Nick Bjugstad, the Gophers hockey standout selected 19th overall by the Florida Panthers in the 2010 NHL draft, spent time at their development camp last week in Coral Springs, Fla. He said that if he decided to pass up his final two seasons with the Gophers and turn pro, it would be a tough decision.
"There are pro and cons on both sides," said Bjugstad, who would figure to make more than $900,000 as a rookie under an entry-level contract if he made the Panthers roster. "I should probably write them down on a sheet of paper and add everything up."
Said Florida GM Dale Tallon: "It's up to him. If he wants to turn pro and fight for a roster spot, we'll go forward. If he wants to go back to school we will let him do that. We never tell kids to play junior or leave school."
• Wade Arnott and Neil Sheehy, the agents for Parise and Suter, respectively, made a killing with each getting some 3 percent of the $98 million that each player will earn over the 13 years of their contracts with the Wild.

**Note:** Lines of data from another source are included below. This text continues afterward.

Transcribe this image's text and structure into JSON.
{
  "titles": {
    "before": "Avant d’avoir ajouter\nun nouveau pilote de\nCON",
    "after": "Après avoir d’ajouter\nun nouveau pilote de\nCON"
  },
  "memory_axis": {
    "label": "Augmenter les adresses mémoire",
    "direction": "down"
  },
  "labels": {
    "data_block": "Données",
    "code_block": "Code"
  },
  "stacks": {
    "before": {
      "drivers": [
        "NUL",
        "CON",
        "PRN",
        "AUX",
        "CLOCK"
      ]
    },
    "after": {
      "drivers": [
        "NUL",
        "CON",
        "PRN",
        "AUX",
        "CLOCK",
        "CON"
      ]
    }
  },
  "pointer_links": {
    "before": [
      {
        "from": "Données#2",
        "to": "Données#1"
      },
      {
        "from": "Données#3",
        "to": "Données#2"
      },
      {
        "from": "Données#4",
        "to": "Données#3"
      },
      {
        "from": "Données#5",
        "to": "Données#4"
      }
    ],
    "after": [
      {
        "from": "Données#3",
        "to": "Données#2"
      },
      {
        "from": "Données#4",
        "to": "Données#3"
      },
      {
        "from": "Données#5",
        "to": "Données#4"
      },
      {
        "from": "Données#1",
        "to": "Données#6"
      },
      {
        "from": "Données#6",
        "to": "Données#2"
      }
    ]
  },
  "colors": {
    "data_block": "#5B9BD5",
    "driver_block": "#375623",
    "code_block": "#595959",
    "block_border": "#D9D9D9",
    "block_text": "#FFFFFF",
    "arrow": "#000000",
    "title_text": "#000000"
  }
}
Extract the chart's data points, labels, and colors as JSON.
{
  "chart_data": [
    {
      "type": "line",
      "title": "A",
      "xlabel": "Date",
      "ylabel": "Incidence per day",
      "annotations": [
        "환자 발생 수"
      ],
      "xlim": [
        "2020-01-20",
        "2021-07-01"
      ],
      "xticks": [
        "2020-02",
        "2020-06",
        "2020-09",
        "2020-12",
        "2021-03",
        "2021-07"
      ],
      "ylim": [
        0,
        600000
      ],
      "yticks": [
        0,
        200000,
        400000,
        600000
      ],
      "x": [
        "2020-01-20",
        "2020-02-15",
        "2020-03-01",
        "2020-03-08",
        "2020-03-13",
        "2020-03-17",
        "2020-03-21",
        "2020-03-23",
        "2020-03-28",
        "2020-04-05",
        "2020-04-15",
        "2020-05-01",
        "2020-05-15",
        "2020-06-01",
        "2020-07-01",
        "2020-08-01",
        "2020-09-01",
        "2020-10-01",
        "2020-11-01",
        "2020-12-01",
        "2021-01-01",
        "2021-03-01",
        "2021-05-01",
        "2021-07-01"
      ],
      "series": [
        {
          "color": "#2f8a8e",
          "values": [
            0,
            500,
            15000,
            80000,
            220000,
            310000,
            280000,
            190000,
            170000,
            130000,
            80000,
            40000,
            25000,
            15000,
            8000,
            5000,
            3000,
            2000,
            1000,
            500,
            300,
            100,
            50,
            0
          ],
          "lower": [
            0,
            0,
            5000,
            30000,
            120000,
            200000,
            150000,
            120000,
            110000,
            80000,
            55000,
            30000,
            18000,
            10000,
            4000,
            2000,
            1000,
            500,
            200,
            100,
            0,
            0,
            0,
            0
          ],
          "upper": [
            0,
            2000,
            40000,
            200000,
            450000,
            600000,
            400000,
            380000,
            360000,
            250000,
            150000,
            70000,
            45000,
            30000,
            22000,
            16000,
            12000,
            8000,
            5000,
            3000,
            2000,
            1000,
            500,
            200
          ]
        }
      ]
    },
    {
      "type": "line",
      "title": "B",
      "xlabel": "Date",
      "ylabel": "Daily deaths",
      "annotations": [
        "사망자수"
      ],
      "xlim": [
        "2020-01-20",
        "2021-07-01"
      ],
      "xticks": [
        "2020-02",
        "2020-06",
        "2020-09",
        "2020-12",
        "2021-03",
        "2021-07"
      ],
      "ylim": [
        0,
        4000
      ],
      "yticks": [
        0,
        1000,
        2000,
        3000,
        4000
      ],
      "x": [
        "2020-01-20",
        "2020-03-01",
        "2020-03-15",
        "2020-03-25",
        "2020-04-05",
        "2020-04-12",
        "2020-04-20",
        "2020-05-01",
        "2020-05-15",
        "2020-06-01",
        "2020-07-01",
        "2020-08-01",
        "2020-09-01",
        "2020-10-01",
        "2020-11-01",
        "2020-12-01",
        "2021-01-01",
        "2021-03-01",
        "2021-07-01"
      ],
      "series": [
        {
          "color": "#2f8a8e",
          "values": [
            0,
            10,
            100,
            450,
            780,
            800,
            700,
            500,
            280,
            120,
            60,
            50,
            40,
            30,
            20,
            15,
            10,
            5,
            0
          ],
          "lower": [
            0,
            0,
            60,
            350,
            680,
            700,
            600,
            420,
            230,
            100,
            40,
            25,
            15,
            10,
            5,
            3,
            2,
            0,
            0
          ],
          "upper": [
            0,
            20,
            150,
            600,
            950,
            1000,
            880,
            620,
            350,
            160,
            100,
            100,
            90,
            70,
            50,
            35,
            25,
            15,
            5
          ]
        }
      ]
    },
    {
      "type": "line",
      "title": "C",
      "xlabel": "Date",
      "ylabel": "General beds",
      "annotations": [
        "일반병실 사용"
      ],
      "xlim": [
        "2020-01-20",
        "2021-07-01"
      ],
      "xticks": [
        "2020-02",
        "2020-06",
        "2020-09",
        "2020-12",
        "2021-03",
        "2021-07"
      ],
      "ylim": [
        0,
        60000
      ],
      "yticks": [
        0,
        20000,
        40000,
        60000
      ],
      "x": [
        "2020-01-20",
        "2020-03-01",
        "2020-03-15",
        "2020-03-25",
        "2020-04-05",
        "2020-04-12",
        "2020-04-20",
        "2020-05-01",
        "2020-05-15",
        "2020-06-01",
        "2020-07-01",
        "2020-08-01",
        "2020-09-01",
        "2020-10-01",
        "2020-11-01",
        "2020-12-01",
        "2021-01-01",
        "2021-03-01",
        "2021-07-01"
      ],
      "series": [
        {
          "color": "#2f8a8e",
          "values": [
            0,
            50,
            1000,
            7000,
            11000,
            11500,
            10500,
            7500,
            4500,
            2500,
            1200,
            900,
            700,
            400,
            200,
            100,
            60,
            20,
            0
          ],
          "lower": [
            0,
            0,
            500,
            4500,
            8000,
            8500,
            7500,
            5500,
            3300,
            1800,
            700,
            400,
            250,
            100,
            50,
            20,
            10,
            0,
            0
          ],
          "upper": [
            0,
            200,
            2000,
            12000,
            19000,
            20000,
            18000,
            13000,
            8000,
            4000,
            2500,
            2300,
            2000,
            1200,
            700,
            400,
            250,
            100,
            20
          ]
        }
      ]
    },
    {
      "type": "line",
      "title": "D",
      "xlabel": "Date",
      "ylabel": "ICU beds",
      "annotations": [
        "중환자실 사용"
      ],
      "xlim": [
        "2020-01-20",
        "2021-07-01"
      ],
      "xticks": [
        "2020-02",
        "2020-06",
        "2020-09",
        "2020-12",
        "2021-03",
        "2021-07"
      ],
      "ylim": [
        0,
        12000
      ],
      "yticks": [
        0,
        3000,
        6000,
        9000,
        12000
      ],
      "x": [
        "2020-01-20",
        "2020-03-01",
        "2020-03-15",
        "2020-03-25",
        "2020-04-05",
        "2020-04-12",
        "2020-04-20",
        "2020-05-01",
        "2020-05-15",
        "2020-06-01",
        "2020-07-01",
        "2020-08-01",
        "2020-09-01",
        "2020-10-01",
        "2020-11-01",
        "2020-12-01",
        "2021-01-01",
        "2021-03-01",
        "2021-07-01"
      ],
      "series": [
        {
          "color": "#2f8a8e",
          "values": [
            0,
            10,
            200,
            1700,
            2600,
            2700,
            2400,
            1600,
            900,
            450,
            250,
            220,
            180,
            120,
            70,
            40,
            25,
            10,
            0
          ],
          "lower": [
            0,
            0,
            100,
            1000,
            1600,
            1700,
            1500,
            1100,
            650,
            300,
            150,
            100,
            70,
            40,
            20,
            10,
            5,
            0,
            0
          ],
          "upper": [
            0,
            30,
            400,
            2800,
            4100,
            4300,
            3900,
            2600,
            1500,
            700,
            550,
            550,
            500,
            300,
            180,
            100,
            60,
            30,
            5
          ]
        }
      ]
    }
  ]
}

• John Williams, only 64 years old and a former great Gophers offensive lineman, died unexpectedly Sunday. His wife, Barbara Butts Williams, is a member of the five-person Metropolitan Sports Facilities Authority overseeing the new Vikings stadium.
• The Arizona Republic ran a story this week about former NBA All-Star Norm Nixon's relationship with Michael Beasley, who signed with the Suns for three years at $18 million after the Timberwolves declined to make him a qualifying offer. Beasley started working with Nixon last year at the request of Wolves President David Kahn. Said Nixon of Beasley's signing with the Suns: "Phoenix got a steal, trust me. If the Suns are rebuilding, here's a guy who can play 10 years and be one of the best players in the league. I don't give that compliment out easily."
• Since being released by the Twins and signing with the San Diego Padres in June, former Twins starter Jason Marquis has posted a 3.71 ERA in 43 2/3 innings pitched with 44 strikeouts. In 34 innings with the Twins this year Marquis struck out 12 and posted a 8.47 ERA.